November 5, 2014, Society of Vertebrate Paleontology

Unexpectedly one of the largest diamond mines in Africa, Catoca in Angola, holds 118 million year old dinosaur, crocodile and large mammal tracks. The mammal tracks show a raccoon-sized animal, during a time when most were no larger than a rat.

Nearly 70 distinct tracks were recovered in the Catoca mine in Angola. All the tracks were found in a small sedimentary basin, formed about 118 Ma, during the Early Cretaceous, in the crater of a kimberlite pipe.

The most important of these finds are those whose morphology is attributable to a large mammalian trackmaker, the size of a modern raccoon. There is no evidence from bones or teeth of such a large Early Cretaceous mammal from Africa or elsewhere in the World. The most comparably sized mammalian skeleton is known from China, and is 4-7 Ma older than the Angolan tracks. It has an estimated head-body length between 42 and 68 cm, but because it is missing hands and feet, a comparison with the tracks from Catoca is not possible.

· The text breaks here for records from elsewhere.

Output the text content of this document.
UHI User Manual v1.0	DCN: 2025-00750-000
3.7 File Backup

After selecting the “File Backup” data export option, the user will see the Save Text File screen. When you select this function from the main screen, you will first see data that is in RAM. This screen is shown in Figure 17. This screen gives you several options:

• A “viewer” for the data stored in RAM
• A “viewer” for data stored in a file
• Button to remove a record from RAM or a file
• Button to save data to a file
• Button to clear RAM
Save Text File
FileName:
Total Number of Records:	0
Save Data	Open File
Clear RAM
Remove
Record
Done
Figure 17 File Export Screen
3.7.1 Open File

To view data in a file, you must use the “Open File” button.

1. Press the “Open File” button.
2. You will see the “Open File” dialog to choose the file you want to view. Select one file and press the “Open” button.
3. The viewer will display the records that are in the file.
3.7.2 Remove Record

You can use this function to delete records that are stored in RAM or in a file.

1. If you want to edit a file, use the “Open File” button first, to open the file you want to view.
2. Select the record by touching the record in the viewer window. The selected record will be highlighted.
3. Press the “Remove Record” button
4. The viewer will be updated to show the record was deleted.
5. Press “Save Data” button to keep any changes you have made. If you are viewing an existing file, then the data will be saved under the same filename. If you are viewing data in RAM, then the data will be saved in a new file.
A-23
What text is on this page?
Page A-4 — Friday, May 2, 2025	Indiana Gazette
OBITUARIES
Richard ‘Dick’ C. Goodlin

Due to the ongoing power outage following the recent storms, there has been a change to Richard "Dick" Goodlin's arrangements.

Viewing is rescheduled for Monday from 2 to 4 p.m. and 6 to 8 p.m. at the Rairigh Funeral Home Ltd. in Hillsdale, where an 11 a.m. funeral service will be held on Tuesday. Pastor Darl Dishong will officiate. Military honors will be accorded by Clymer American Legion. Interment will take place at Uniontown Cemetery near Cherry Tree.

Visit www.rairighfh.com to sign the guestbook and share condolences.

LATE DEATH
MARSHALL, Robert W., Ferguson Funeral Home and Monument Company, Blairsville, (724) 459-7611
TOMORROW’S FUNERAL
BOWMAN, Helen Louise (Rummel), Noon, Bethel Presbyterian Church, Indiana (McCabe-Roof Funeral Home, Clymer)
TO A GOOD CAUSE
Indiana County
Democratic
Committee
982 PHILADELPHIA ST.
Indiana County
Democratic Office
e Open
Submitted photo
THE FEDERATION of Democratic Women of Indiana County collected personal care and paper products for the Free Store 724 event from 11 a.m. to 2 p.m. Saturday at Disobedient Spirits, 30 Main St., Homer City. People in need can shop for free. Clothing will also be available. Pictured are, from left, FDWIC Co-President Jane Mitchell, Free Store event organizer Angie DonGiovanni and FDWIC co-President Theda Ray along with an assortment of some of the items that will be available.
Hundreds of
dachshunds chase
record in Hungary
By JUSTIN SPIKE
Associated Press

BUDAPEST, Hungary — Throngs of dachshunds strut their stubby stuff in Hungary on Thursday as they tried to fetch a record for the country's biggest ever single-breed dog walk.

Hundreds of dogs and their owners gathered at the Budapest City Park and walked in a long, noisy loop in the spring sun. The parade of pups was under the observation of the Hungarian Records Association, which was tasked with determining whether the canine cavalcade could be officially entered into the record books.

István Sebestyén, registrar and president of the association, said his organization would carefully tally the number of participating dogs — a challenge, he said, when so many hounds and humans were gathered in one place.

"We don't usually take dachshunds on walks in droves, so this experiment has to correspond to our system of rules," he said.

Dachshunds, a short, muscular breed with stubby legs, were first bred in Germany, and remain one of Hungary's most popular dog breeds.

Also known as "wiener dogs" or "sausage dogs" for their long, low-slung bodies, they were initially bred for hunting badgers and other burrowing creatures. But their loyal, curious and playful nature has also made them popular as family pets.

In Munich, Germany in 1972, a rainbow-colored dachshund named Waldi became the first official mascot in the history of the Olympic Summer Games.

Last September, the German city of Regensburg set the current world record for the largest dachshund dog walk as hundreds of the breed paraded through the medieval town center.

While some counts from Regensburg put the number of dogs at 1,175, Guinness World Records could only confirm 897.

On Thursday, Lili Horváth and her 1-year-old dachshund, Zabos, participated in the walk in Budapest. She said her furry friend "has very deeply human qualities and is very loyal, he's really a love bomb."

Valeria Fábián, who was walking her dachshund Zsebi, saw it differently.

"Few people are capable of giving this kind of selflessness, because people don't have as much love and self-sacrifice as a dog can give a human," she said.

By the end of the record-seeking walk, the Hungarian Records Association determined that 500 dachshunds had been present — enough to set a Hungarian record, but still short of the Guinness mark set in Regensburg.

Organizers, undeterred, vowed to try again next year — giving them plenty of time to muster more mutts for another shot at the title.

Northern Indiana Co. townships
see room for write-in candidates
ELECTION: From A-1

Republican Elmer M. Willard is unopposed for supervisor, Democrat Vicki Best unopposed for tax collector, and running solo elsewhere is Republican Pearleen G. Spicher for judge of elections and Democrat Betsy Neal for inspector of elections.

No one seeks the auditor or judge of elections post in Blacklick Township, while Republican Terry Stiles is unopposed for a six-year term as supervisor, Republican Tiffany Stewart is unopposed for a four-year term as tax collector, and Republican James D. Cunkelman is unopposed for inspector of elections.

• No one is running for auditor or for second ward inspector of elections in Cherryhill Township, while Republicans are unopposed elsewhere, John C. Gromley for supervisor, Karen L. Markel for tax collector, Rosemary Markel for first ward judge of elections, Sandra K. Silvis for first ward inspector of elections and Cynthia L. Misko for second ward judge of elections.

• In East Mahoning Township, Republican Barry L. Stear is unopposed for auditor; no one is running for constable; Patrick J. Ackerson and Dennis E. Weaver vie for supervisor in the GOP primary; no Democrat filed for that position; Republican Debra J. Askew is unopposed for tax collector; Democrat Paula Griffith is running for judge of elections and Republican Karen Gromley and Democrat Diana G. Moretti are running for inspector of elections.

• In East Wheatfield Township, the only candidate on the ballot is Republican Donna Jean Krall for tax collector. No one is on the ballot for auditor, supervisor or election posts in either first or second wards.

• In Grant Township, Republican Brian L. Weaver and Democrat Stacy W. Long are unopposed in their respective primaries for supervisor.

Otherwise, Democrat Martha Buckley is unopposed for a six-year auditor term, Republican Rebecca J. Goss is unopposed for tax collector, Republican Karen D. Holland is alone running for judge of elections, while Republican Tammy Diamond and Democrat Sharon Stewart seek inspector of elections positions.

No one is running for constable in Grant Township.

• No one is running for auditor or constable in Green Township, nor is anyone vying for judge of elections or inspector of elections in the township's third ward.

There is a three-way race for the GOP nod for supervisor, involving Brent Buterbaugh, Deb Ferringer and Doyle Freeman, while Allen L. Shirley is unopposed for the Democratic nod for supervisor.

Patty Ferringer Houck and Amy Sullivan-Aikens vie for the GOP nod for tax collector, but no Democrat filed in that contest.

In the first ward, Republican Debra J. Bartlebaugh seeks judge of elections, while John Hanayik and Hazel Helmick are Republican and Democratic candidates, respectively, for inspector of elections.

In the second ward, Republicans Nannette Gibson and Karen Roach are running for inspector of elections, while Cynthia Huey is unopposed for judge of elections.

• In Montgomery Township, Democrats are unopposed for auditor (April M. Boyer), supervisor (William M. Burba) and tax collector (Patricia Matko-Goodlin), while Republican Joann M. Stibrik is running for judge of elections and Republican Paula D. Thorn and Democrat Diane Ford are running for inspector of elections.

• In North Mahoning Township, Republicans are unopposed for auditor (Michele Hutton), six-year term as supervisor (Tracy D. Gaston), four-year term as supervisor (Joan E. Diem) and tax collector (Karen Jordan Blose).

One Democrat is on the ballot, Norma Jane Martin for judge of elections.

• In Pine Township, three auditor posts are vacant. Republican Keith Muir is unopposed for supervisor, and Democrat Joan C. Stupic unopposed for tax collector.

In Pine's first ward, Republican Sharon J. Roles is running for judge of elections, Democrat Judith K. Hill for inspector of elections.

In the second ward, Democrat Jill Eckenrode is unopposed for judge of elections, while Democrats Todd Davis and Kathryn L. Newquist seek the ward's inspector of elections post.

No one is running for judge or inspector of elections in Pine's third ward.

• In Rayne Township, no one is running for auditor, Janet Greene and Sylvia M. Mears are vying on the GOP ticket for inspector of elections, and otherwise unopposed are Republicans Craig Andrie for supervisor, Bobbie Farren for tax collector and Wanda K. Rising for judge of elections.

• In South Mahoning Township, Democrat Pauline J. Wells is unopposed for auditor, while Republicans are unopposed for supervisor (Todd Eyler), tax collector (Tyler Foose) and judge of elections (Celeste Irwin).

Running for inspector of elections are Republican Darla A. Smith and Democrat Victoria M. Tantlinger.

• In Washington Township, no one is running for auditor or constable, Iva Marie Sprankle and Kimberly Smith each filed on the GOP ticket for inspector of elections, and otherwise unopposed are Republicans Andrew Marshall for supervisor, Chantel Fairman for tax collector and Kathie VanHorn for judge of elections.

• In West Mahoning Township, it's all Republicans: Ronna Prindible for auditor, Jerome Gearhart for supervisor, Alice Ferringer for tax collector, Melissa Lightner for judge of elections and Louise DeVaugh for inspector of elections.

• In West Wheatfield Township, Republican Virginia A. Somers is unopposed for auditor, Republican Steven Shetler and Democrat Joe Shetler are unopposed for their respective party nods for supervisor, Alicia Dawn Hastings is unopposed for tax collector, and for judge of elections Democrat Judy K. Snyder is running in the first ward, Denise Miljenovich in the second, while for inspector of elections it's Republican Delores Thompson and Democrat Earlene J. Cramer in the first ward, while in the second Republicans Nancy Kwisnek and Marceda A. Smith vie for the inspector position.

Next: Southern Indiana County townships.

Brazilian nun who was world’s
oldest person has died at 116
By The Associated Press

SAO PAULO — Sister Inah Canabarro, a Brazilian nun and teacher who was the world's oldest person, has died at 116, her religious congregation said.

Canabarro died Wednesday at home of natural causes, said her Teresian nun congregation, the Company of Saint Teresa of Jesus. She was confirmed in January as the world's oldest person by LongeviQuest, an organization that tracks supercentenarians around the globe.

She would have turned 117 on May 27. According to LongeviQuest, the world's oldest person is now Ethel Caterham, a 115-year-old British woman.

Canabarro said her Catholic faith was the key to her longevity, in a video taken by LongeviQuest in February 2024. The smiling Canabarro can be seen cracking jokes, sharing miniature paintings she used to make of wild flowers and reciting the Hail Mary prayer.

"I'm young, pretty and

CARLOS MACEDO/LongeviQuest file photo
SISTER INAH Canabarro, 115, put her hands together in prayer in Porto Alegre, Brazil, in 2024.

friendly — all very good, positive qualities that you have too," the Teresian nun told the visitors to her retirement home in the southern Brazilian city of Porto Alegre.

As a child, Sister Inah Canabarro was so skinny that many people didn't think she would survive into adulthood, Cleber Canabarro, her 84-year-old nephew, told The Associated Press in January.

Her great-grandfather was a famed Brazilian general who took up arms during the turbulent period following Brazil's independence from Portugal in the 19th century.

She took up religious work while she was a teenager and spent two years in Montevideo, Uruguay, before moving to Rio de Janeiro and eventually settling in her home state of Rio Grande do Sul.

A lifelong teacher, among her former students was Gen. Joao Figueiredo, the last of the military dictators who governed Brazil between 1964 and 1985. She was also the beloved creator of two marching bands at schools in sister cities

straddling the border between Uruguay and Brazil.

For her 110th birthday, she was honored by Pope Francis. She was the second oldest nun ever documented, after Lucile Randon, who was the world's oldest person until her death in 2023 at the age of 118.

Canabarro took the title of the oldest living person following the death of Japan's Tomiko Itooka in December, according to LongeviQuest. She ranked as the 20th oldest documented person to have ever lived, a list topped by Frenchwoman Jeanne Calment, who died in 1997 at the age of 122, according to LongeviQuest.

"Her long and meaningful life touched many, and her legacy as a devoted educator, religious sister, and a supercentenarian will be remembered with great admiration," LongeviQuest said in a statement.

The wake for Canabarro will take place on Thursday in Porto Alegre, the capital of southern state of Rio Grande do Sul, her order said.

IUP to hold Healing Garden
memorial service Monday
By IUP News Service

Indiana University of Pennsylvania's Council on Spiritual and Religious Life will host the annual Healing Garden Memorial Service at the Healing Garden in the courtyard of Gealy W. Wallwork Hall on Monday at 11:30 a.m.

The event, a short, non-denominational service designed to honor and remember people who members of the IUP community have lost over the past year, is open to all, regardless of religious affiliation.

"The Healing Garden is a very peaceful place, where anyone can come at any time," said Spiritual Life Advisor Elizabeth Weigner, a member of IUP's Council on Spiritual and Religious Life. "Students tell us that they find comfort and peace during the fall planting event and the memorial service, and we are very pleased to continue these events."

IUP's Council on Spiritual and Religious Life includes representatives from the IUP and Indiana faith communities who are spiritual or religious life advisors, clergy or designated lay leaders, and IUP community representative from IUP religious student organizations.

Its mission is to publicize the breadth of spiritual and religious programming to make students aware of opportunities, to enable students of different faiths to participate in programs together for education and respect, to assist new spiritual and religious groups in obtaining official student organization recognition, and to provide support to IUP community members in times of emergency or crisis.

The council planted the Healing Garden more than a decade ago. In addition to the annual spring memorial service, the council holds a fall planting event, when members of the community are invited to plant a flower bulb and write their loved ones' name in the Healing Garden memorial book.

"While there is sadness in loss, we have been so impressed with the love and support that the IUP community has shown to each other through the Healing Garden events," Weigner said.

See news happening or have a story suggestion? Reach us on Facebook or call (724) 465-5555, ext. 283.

Nearby, 18 tracks were also found, with a preserved skin impression. These are the first dinosaur tracks found in Angola, and were discovered by the same paleontologist, Octávio Mateus, who found Angolatitan adamastor, the first Angolan dinosaur ever found, in 2005. Another trackway was attributed to a crocodilomorph trackmaker, a group that includes all modern crocodiles and extinct relatives, and has a unique laterally rotated handprint.

The tracks from Catoca represent the first fossils from the inlands of Angola ever found. The first mammal tracks were discovered in December, 2010 by the mine geologist Vladimir Pervov who contacted the paleontologist Octávio Mateus, who visited and collected the footprints in July 2011 and found the dinosaur tracks. For almost eight months, the Catoca Diamond Mine, fourth largest diamond mine in the World, stopped mining that sector, in order to preserve the findings and make the study possible. This work is part of the PaleoAngola Project, a scientific program of collaboration between various international institutions with the aim to research and promote vertebrate paleontology in Angola.